UNESCO’ya göre Türkiye, birkaç yıl önce çocuklara kitap hediye etme konusunda 180 ülke arasında 140’ıncı sıradaymış. Pes vallahi, baksanıza bu konuda bile karnemizdeki not zayıf.
Aysim ve Erim şahanesiniz
Geçtiğimiz kasım ayında Bodrum’da, daha önce benzerine rastlamadığım ve herkese örnek olmasını dilediğim şahane bir ilk yaşandı. Aysim ve Erim Öğüt çifti düğünlerinde nikah şekeri yerine kitap hediye etti.

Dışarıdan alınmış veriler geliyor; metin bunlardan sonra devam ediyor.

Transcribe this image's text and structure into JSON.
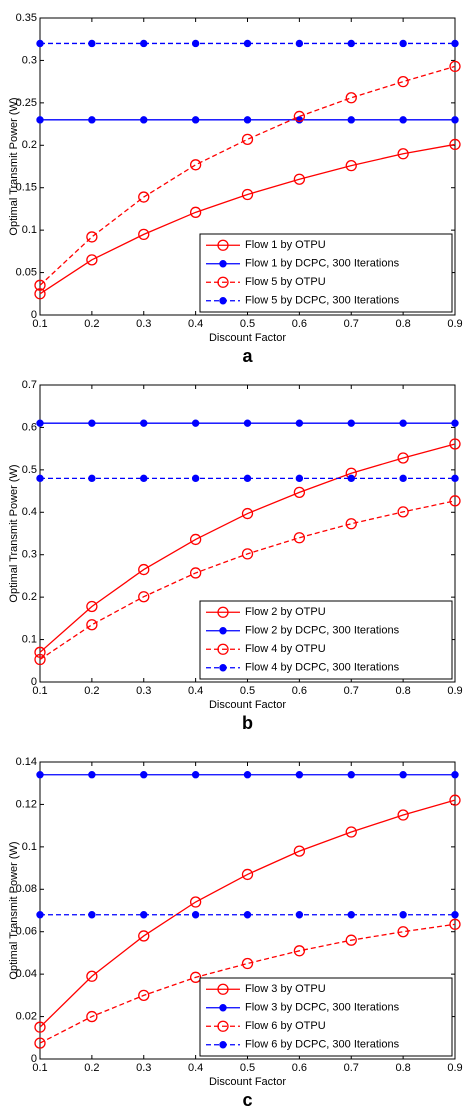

Fikir, Erim Öğüt’ün annesi Nevin Hanım’dan çıkmış. Kütüphanelerinde bulunan yüzlerce kitabı kurdeleyle süsleyip düğün salonundaki bir masanın üstüne yerleştirmişler. Gelen misafirler de kıymetli hediyelerini, bu unutulmaz günün hatırası olarak alıp ayrılmışlar düğün salonundan.
Sevgili Aysim ve Erim, size bir ömür boyu mutluluklar diliyorum. Süpersiniz...
HABERİNİZ OLSUN!
Türkiye’de her yıl 1.3 milyon çocuk dünyaya geliyor ve maalesef bu çocukların yüzde 80’i kitap olmayan bir evde gözlerini açıyor. Prof. Dr. Selçuk Şirin, kitaptan yoksun kalan bu çocuklar için ‘1 Milyon Kitap’ adı altında bir sosyal girişimcilik projesi başlattı. Proje, doğduğu andan itibaren bebeklerin, zihinsel gelişimlerini destekleyecek kitaplarla buluşmasını hedefliyor.

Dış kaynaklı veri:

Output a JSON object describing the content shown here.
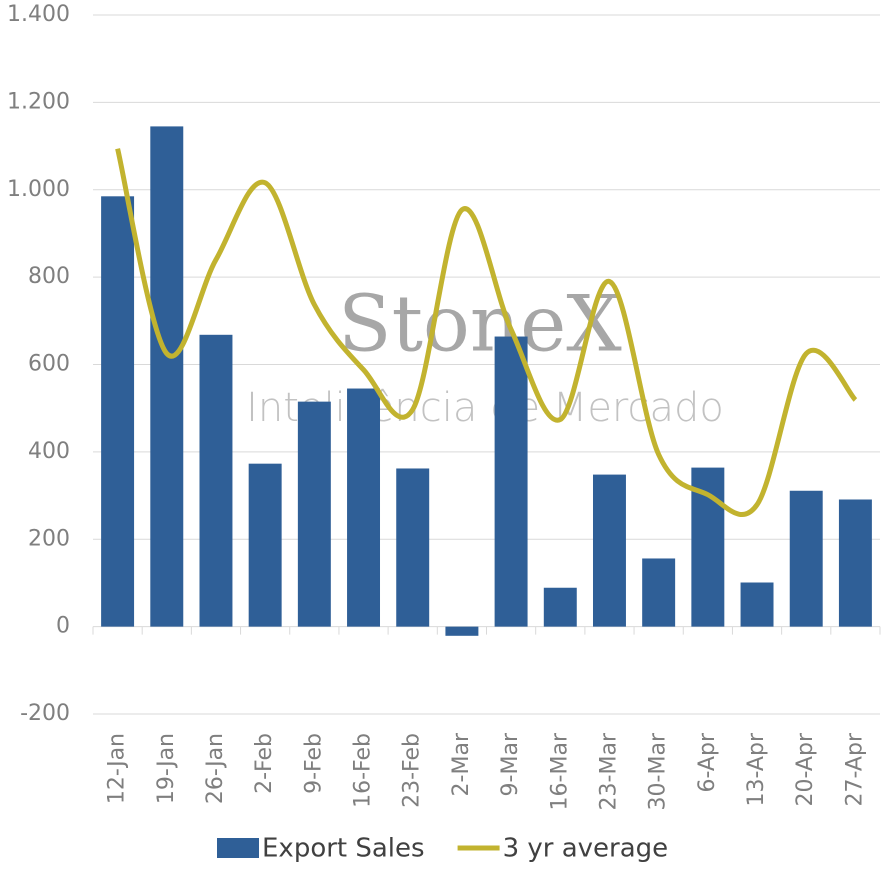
{
  "chart_data": {
    "type": "bar_line",
    "watermark": {
      "brand": "StoneX",
      "tagline": "Inteligência de Mercado"
    },
    "categories": [
      "12-Jan",
      "19-Jan",
      "26-Jan",
      "2-Feb",
      "9-Feb",
      "16-Feb",
      "23-Feb",
      "2-Mar",
      "9-Mar",
      "16-Mar",
      "23-Mar",
      "30-Mar",
      "6-Apr",
      "13-Apr",
      "20-Apr",
      "27-Apr"
    ],
    "series": [
      {
        "name": "Export Sales",
        "type": "bar",
        "color": "#2f5f97",
        "values": [
          985,
          1145,
          668,
          373,
          515,
          545,
          362,
          -21,
          664,
          89,
          348,
          156,
          364,
          101,
          311,
          291
        ]
      },
      {
        "name": "3 yr average",
        "type": "line",
        "smooth": true,
        "color": "#c2b32f",
        "values": [
          1094,
          625,
          840,
          1016,
          737,
          588,
          497,
          954,
          680,
          474,
          790,
          394,
          302,
          279,
          625,
          519
        ]
      }
    ],
    "ylim": [
      -200,
      1400
    ],
    "yticks": [
      -200,
      0,
      200,
      400,
      600,
      800,
      {
        "value": 1000,
        "label": "1.000"
      },
      {
        "value": 1200,
        "label": "1.200"
      },
      {
        "value": 1400,
        "label": "1.400"
      }
    ],
    "grid": true,
    "legend": "bottom"
  }
}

Çocukları geleceğe hazırlamak, beyin ve zihinsel gelişimlerini desteklemek için özellikle ilk 36 ayda yapılması gereken en temel uğraşın kitap okumak olduğunu belirten Şirin, “Ne yazık ki Türkiye’de 1 milyon evde ya hiç kitap yok ya da çocukların okuyabileceği bir kitap bulunmuyor. Oysa ki ebeveynler olarak yapmamız gereken en temel uğraş onlara kitap okumak” diyor.
1 Milyon Kitap Projesi’nin işleyişi şöyle:
Satın Al: Satın aldığınız her kitap seti için 1 kitap setini de ihtiyacı olan bir çocuğa gönderebilirsiniz.

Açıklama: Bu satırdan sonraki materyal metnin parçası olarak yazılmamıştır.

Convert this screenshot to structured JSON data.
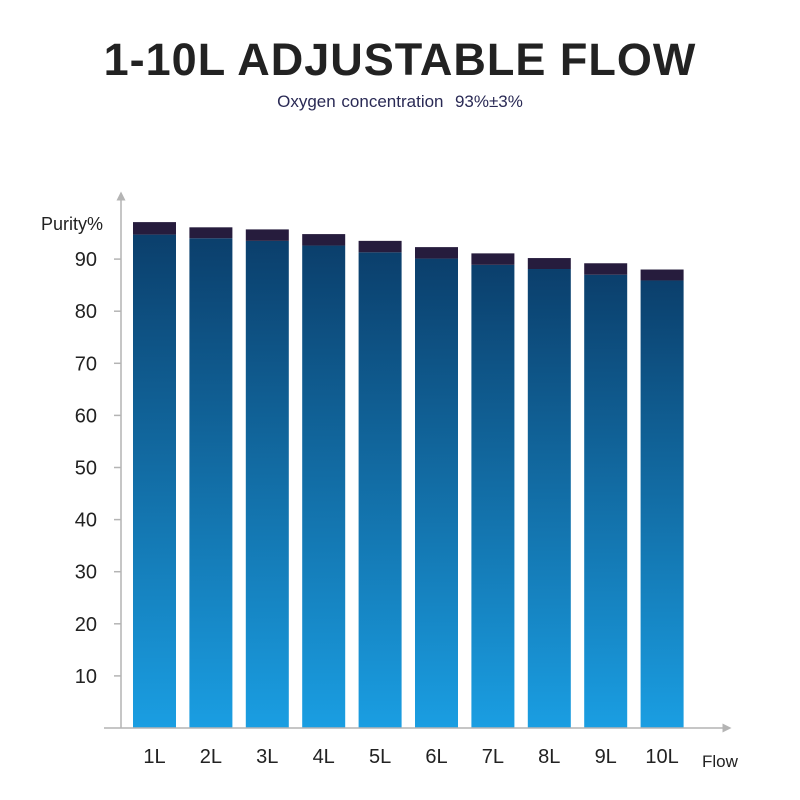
{
  "chart_data": {
    "type": "bar",
    "title": "1-10L ADJUSTABLE FLOW",
    "subtitle": "Oxygen concentration  93%±3%",
    "ylabel": "Purity%",
    "xlabel": "Flow",
    "ylim": [
      0,
      100
    ],
    "y_ticks": [
      10,
      20,
      30,
      40,
      50,
      60,
      70,
      80,
      90
    ],
    "categories": [
      "1L",
      "2L",
      "3L",
      "4L",
      "5L",
      "6L",
      "7L",
      "8L",
      "9L",
      "10L"
    ],
    "series": [
      {
        "values": [
          94.7,
          94.0,
          93.5,
          92.6,
          91.3,
          90.1,
          88.9,
          88.1,
          87.0,
          85.9
        ]
      },
      {
        "values": [
          2.4,
          2.1,
          2.2,
          2.2,
          2.2,
          2.2,
          2.2,
          2.1,
          2.2,
          2.1
        ]
      }
    ],
    "colors": {
      "bar_top": "#0b3f6c",
      "bar_bottom": "#1a9ee2",
      "cap": "#261c3d",
      "axis": "#b4b4b4"
    },
    "grid": false
  }
}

Havuza At: Dilediğiniz kadar kitap setini havuza atabilir ve ihtiyacı olan çocuklara ulaştırabilirsiniz.
Hoş Geldin Bebek: Yeni doğan bir bebeğe ilk kitap setini ve 1 Milyon Kitap sertifikasını hediye ederken, onunla birlikte dilediğiniz kadar çocuğa da kitap hediye ederek geleceklerine katkı sunabilirsiniz.